Tuesday, August 5, 2014

NIC lead adviser for micro-lender share sale

The bank’s corporate customers will process bulk M-Pesa payments through its Internet portal dubbed NIC Online. PHOTO | FILE

The bank’s corporate customers will process bulk M-Pesa payments through its Internet portal dubbed NIC Online. PHOTO | FILE 
 
By John Gachiri

In Summary
The sale involves a 25 per cent stake and the structure will be finalised in another one month or so. - Maurice Opiyo, NIC managing director.

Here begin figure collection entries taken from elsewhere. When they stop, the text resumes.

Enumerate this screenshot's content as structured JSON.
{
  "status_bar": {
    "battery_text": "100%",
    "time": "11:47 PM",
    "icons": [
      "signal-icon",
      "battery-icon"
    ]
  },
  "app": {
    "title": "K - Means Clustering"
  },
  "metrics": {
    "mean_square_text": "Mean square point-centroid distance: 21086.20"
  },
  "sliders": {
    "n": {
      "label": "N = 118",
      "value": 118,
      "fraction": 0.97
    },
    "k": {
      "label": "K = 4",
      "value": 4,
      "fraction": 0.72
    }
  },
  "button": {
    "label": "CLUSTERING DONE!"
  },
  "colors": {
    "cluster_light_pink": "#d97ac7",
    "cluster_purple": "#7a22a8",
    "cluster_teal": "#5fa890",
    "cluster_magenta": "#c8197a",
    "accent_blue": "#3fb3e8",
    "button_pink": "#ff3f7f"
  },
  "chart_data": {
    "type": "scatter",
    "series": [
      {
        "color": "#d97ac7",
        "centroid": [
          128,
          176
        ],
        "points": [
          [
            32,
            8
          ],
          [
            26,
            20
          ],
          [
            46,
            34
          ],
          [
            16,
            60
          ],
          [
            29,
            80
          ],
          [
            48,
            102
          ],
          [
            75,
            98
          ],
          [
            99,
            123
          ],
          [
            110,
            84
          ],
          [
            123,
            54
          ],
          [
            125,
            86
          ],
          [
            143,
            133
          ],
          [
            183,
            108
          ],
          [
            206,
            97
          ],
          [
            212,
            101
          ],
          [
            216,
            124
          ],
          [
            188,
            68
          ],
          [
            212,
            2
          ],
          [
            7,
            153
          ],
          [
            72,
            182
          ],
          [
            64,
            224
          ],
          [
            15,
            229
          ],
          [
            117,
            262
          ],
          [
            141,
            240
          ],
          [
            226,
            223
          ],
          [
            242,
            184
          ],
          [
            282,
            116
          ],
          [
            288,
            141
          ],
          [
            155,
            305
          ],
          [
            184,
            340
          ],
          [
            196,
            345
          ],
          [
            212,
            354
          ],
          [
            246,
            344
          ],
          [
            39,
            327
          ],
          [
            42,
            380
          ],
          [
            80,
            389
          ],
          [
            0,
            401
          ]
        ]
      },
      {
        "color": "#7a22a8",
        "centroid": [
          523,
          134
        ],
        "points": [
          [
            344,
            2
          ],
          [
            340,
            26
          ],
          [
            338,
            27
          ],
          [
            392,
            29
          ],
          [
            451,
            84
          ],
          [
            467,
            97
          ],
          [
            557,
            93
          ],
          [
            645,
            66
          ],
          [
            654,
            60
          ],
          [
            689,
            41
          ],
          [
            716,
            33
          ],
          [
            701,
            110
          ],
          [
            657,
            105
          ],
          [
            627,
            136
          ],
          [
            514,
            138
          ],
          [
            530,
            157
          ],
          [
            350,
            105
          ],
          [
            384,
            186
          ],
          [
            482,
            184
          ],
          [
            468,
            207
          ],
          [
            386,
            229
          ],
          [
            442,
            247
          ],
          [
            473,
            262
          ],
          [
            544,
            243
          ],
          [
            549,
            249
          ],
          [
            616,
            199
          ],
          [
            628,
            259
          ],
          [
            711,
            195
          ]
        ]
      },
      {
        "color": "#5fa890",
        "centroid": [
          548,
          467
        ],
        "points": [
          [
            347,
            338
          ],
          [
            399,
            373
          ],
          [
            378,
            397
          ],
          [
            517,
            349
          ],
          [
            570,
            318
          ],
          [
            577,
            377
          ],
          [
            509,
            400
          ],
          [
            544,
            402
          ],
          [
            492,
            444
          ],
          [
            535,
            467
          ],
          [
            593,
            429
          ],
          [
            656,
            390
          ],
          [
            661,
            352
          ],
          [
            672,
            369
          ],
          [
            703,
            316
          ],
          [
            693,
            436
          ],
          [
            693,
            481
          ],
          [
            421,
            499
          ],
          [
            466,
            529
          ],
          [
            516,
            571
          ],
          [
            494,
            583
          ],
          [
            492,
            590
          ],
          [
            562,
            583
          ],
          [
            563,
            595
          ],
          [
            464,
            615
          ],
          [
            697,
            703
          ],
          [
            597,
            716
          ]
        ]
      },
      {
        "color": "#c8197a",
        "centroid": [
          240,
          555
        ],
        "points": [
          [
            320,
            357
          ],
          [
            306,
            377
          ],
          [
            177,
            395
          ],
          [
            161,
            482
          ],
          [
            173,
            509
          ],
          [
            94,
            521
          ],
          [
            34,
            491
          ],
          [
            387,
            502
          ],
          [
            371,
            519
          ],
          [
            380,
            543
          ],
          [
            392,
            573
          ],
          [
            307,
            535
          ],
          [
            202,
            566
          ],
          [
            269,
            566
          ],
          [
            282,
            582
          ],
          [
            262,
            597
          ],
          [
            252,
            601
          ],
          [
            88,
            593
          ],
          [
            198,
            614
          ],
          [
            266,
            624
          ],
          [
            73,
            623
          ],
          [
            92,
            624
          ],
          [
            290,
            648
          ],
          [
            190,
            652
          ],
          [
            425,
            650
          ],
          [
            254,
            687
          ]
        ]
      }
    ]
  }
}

Kenyan Women Holdings has appointed NIC Capital as the transaction adviser for the sale of its shares in deposit-taking micro-lender KWFT. The sale is meant to make KWFT compliant with banking regulations on ownership structure and will see Kenyan Women Holdings (KWH) half its shareholding to 25 per cent.

 

Lawyers Mboya Wangong’u & Waiyaki have been appointed legal advisors. NIC Capital said the share sale is expected to be concluded between September and October this year.
“The sale involves a 25 per cent stake and the structure will be finalised in another one month or so. That is when we will be setting price per share,” NIC managing director Maurice Opiyo told the Business Daily. KWFT members estimated to be around 600,000 will be offered the shares.
KWH has gradually been reducing its stake in the micro-lender. Earlier in the year it sold a 25 per cent stake to two strategic investors to comply with the Central Bank of Kenya (CBK) ownership rules.
The regulator only allows banks and other financial institutions to own more than 25 per cent stake in deposit-taking microfinance (DTM) institutions. Kenya Women Holdings is a non-profit organisation. CBK gave non-banking institutions up to four years to comply with the new laws that came into effect in 2006.
“A person who holds more than twenty-five per cent of the shares of a deposit-taking business existing at the commencement of this Act, which makes an application for a licence pursuant to section 49, shall comply with the requirements of subsection (1) within four years of the business being licensed,” says the Microfinance Act, 2006.
KWFT became a licensed deposit-taking institution on March 31, 2010, which makes this year the last for the micro-lender to comply with the Act.
The regulations demand that institutions present a plan on reducing ownership before they can get licensed by the Central Bank. The rules are meant to ensure stability of the institutions.
Faulu Kenya, which was licensed by the CBK in May 2009, was the first to comply after it sold a 67 per cent stake to Old Mutual. The remaining 33 per cent stake is owned by local investors and the industry.
Prior to the sale to Old Mutual, Faulu was majority owned by non-governmental organisation Food for the Hungry International (FHI).
SMEP, a micro-lender that is majority owned by the National Council of Churches of Kenya (NCCK), is also meant to reduce its shareholding by the end of this year. NCCK’s first attempt to reduce its stake was through a share sale in October 2012 that managed to reduce its shareholding from 100 to 73.72 per cent following an under-subscription.
A second share sale managed to raise Sh266 million against a target of Sh1.6 billion and cut NCCK’s stake to 31.8 per cent. SMEP said at the time that it was planning another share sale.
U&I, Uwezo, Remu, Rafiki, and Century are other DTMs. KWH was established in 1980 and opened its micro-finance subsidiary a year later.
Analysts said the share sale performance will come down to how the transaction advisors price the shares. “Success will depend on how it is structured,” said Johnson Nderi, corporate finance and advisory manager at ABC Capital.
For NIC Capital the KWH deal is the second publicly announced transaction advisory role this year. NIC Capital together with Kingdom Securities were appointed transaction advisors for CIC Insurance Sh5 billion bond programme set to be rolled out by September this year.